# Army for Japan...



## Bill Mattocks (Mar 31, 2011)

Just an FYI...you can help out Japan by buying one of these t-shirts:



Army for Japan T-Shirt by Wigwam Jones, on Flickr

http://tsawardrobe.tumblr.com/

You can order them here - they're $20 bucks.

http://www.merchline.com/thesalvationarmy/categorydisplay.4972.c.htm


----------



## granfire (Apr 1, 2011)

Would you look at that!
What a stud muffin!












Awesome looking shirt!


----------



## granfire (Apr 1, 2011)

now, wait? did you photoshop that T on you? 
Or do you sit on the source?


----------



## billc (Apr 1, 2011)

Bill Mattocks, wouldn't it just be easier to send the 20 bucks to a relief agency, or an actual person in Japan and cut out the middle man.  Nice thought, and though it is the thought that counts, the 20 bucks could go directly to Japan.  Thanks Bill Mattocks.


----------



## Touch Of Death (Apr 1, 2011)

billcihak said:


> Bill Mattocks, wouldn't it just be easier to send the 20 bucks to a relief agency, or an actual person in Japan and cut out the middle man.  Nice thought, and though it is the thought that counts, the 20 bucks could go directly to Japan.  Thanks Bill Mattocks.
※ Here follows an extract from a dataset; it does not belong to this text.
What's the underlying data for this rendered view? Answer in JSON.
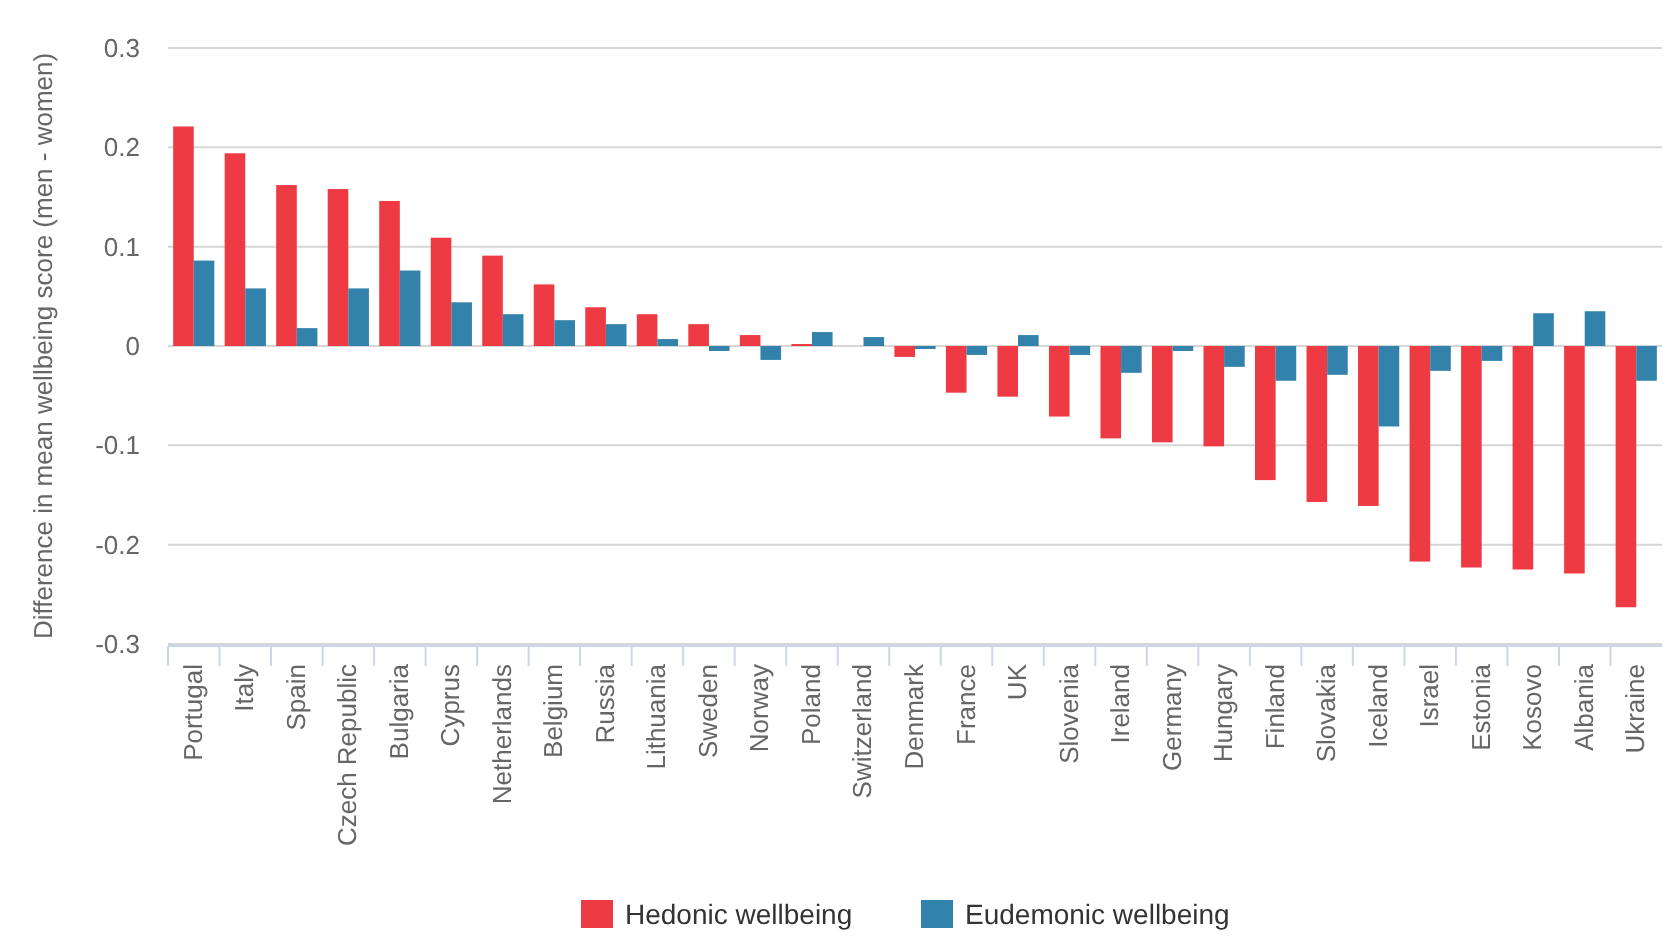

Then you wouldn't get the T-shirt.
Sean


----------



## granfire (Apr 1, 2011)

Touch Of Death said:


> Then you wouldn't get the T-shirt.
> Sean



And you wouldn't be reminding others about donating


----------



## scottie (Apr 2, 2011)

Bill I like the Mizugami on your gi. I'd like to see a better picture of it and hear why it was changed. I am not asking to question anyone. I have just never seen that one and it sparked my interest.


----------



## girlbug2 (Apr 2, 2011)

Nice Bill! Gotta get me one of those.


----------



## Carol (Apr 2, 2011)

granfire said:


> And you wouldn't be reminding others about donating



Or promoting the religion.


----------



## granfire (Apr 2, 2011)

Carol said:


> Or promoting the religion.



LOL, it's the army... they get to promote the message.


----------



## Bill Mattocks (Apr 2, 2011)

billcihak said:


> Bill Mattocks, wouldn't it just be easier to send the 20 bucks to a relief agency, or an actual person in Japan and cut out the middle man.  Nice thought, and though it is the thought that counts, the 20 bucks could go directly to Japan.  Thanks Bill Mattocks.
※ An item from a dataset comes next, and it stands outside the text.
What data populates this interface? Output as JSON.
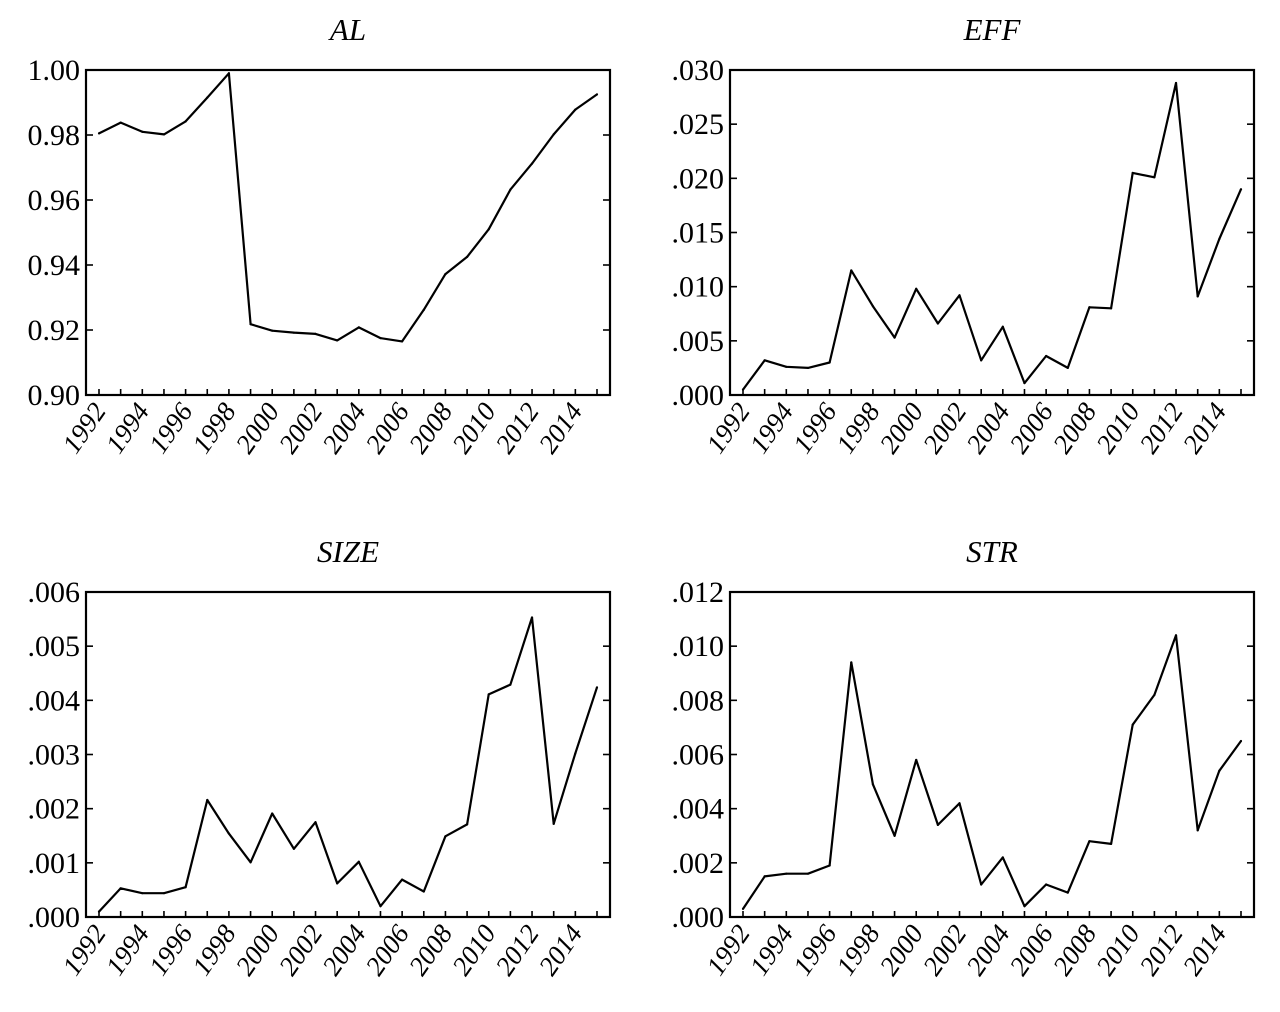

We did both. I just didn't take a photo of the check.


----------



## Bill Mattocks (Apr 2, 2011)

scottie said:


> Bill I like the Mizugami on your gi. I'd like to see a better picture of it and hear why it was changed. I am not asking to question anyone. I have just never seen that one and it sparked my interest.



I was asked the same question today at the seminar I attended. I am told the fourth star is for Shimabuku Soke and I believe it may have been placed there by the UIKA, which my dojo is affiliated with.

Ultimately I am afraid I don't know, it's the patch I bought at my dojo. Most of the veteran students and instructors have the older style patch with three stars.


----------



## yorkshirelad (Apr 3, 2011)

Bill Mattocks said:


> Just an FYI...you can help out Japan by buying one of these t-shirts:
> 
> 
> 
> ...


 
I used to love wearing my gi in the house, but my Mum starting objecting when I got into middle school. She got me some cool He-Man pjs instead.


----------



## scottie (Apr 3, 2011)

Bill Mattocks said:


> I was asked the same question today at the seminar I attended. I am told the fourth star is for Shimabuku Soke and I believe it may have been placed there by the UIKA, which my dojo is affiliated with.
> 
> Ultimately I am afraid I don't know, it's the patch I bought at my dojo. Most of the veteran students and instructors have the older style patch with three stars.




It was added in 2002 by Master Mitchum to represent Master Shimabuku. you ware correct. I like it. I want one. thanks.
Scottie.


----------